Die Vorwürfe der Bündnisgrünen sind nicht ganz von der Hand zu weisen. Die Reduzierung der Ausschüsse strafft zwar die parlamentarische Arbeit, hat aber mit dem in der Koalitionsvereinbarung zwischen CDU und SPD formulierten Anliegen, „die Initiativ- und Kontrollfunktion des Parlaments gegenüber der Regierung gerade vor dem Hintergrund einer Großen Koalition“ zu stärken, nicht mehr viel zu tun. Durch die Streichung eines Vizepräsidenten- Postens entfällt eine parlamentarische Einflußmöglichkeit der Opposition, durch die gewachsene Aufgabenfülle der reduzierten Ausschüsse müssen, so ist zu befürchten, die sogenannten Randthemen untergeordnet behandelt werden. Und die Wahl der Mitglieder des Verfassungsschutzausschusses gibt der Großen Koalition ein Instrument in die Hand, die Kontrolle des sensiblen Bereiches Verfassungsschutz ihrerseits zu kontrollieren. Unliebsame Vertreter, wie der von der CDU heftig bekämpfte PDS-Abgeordnete Frederik Over, könnten so aus dem Ausschuß herausgehalten werden.
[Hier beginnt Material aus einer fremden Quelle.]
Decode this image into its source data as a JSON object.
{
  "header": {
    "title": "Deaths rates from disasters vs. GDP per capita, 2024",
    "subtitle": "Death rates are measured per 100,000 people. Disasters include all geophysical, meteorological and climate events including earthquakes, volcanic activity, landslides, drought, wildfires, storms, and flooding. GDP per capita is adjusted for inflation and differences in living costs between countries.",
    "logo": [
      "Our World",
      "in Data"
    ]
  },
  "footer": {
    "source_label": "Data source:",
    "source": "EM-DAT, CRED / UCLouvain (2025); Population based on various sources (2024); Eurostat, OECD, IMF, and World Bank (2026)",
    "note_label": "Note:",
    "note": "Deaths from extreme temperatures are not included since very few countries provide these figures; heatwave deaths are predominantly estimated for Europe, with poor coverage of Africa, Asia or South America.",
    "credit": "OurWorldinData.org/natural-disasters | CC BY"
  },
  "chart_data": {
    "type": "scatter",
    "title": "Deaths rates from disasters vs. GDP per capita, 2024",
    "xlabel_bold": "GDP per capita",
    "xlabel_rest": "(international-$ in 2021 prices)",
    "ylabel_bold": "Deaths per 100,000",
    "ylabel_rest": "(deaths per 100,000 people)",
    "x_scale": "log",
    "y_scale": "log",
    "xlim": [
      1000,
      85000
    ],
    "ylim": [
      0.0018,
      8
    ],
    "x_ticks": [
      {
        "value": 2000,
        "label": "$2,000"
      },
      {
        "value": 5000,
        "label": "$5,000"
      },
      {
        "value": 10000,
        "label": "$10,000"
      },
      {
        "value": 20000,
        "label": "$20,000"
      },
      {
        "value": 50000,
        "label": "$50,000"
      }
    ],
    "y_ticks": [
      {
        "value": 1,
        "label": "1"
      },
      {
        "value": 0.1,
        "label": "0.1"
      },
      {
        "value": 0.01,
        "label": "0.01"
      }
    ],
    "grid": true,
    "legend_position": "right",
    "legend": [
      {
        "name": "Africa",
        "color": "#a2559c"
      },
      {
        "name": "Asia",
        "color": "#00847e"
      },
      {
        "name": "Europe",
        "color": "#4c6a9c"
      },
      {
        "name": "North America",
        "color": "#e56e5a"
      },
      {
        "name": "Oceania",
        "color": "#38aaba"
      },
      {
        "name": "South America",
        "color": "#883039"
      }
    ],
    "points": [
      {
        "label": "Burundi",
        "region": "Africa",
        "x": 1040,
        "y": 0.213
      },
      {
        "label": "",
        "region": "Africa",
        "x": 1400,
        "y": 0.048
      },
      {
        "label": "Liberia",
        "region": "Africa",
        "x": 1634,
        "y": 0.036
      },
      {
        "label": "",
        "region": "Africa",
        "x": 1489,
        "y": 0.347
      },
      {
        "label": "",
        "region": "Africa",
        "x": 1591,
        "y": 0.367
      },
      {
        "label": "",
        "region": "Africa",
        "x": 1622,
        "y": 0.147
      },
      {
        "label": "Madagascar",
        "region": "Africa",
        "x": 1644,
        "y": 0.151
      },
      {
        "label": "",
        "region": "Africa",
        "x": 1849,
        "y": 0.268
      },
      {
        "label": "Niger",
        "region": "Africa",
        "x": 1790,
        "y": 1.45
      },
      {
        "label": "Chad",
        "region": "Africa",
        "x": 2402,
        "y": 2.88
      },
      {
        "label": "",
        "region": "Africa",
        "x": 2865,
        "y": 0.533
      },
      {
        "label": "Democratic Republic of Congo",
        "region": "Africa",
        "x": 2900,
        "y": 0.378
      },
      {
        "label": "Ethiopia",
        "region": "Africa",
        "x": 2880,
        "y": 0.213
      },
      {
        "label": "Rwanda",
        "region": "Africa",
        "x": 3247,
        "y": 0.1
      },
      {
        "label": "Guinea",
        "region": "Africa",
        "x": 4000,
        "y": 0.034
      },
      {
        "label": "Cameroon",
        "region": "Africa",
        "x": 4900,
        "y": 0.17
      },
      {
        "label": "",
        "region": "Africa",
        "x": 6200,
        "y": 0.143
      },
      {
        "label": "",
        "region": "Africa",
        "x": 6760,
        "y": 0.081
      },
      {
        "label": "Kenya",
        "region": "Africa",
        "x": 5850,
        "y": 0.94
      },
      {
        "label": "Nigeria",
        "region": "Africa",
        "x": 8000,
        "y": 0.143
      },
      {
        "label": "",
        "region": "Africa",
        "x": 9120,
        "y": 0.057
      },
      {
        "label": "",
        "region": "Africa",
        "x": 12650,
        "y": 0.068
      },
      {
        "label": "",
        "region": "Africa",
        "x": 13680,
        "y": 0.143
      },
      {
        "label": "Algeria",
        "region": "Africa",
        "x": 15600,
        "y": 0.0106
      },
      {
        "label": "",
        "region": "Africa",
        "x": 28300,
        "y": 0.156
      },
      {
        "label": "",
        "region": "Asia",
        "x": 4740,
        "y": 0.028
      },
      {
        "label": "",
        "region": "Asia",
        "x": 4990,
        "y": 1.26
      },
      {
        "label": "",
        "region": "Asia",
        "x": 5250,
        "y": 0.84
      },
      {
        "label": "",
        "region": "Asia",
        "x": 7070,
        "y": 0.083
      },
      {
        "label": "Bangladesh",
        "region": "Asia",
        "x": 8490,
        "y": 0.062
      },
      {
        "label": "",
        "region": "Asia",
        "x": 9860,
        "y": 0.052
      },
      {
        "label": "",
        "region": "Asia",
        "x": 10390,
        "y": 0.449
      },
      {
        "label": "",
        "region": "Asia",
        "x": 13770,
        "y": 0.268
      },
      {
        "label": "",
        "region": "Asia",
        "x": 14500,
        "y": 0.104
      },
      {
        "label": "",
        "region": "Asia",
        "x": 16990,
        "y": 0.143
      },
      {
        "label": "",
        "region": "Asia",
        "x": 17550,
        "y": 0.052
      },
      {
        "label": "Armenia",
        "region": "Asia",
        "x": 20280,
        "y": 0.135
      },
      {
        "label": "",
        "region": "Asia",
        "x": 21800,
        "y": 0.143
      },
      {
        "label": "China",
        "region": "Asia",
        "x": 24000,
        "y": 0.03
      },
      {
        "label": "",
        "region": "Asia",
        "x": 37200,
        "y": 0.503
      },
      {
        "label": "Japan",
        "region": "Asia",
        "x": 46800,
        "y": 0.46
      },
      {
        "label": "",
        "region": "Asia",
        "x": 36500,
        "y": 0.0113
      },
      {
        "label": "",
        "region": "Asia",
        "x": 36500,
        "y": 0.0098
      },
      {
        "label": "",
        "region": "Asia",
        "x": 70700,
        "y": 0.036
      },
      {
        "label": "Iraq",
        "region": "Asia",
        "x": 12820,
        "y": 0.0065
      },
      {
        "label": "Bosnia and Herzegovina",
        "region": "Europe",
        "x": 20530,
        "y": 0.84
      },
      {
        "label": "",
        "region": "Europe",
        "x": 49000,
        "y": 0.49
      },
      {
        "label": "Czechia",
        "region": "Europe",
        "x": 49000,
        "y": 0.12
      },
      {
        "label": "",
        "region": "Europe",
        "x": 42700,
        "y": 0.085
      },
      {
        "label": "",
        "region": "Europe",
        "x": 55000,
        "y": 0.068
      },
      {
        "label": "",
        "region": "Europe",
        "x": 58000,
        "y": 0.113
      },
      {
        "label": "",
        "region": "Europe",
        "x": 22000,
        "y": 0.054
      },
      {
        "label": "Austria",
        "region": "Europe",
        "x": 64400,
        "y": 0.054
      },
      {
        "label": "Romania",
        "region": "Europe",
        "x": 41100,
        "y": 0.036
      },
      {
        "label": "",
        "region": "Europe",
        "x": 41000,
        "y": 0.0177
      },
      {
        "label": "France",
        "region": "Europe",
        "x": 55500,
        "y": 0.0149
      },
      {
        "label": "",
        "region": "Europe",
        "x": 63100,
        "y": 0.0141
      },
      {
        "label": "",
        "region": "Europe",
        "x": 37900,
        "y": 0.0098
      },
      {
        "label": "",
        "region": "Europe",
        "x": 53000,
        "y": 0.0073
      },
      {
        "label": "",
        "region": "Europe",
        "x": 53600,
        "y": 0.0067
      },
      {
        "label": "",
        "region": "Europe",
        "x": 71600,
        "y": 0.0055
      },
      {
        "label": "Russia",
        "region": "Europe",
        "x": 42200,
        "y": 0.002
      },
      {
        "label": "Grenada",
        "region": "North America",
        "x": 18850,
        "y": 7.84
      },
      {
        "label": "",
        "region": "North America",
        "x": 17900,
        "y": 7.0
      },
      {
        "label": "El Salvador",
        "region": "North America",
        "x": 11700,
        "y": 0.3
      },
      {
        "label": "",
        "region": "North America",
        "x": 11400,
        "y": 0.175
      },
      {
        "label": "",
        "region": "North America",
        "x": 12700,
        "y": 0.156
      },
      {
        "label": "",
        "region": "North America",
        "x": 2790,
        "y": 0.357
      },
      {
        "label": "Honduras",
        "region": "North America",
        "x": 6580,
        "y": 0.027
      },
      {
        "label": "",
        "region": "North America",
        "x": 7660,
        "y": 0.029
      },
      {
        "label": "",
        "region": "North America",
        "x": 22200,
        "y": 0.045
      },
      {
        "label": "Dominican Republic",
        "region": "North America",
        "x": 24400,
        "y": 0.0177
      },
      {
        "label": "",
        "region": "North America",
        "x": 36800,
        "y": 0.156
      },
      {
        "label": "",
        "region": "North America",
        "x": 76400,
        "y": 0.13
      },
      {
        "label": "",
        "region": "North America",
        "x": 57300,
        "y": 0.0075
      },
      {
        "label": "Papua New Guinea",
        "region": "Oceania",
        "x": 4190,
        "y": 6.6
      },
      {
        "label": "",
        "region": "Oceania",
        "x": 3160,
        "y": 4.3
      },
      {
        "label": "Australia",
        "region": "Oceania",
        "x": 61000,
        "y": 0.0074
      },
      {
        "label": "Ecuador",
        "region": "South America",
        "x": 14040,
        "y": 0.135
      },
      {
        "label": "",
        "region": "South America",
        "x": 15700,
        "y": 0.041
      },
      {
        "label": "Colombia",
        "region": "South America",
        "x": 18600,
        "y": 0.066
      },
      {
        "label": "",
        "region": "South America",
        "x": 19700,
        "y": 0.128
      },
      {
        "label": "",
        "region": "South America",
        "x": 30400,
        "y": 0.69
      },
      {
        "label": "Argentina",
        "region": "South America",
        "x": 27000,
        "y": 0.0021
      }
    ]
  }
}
Harald Wolf, Fraktionsvorsitzender der PDS, betrachtet die Reformschritte denn auch ebenfalls als „Beschneidung von Rechten der Opposition“. Wolfs Urteil über die Plenardebatte der vergangenen Woche: „Eine Beerdigung dritter Klasse“.

Die SPD-Fraktion weist solche Vorwürfe weit von sich. Fraktionssprecher Peter Stadtmüller beharrt darauf, daß die SPD schließlich gegen den Willen ihres Koalitionspartners Anträge zur Verkleinerung des Parlaments eingebracht habe und die Reduzierung der Ausschüsse nur dem Neuzuschnitt der Senatsressorts entspräche. Aber auch bei den SozialdemokratInnen blitzt die Einsicht auf, daß die weitere Reform des Parlaments nicht die wahrscheinlichste aller Varianten ist. Stadtmüller: „Klaus Böger hat der CDU signalisiert, daß sie es sich bis Mai durch den Kopf gehen lassen sollen.“ Dann soll, so die SozialdemokratInnen, das Paket aus Bezirksgebietsreform und Parlamentsreform entscheidungsreif sein. Wer anders plane, handle verantwortungslos. Die CDU will sich Derartiges von den SozialdemokratInnen nicht sagen lassen. Sie steht, sagt Fraktionssprecher Markus Kauffmann, hinter ihren Beschlüssen. Kauffmann: „Gemeinsam mit der Bezirksreform werden wir die weiteren Schritte zur Parlamentsreform noch vor der Sommerpause gehen“. Aber wie hatte Innensenator Jörg Schönbohm (CDU) in der vergangenen Woche angedeutet: Er könne sich eine Verschiebung der Bezirksreform im Notfall auch auf das Jahr 2003 vorstellen.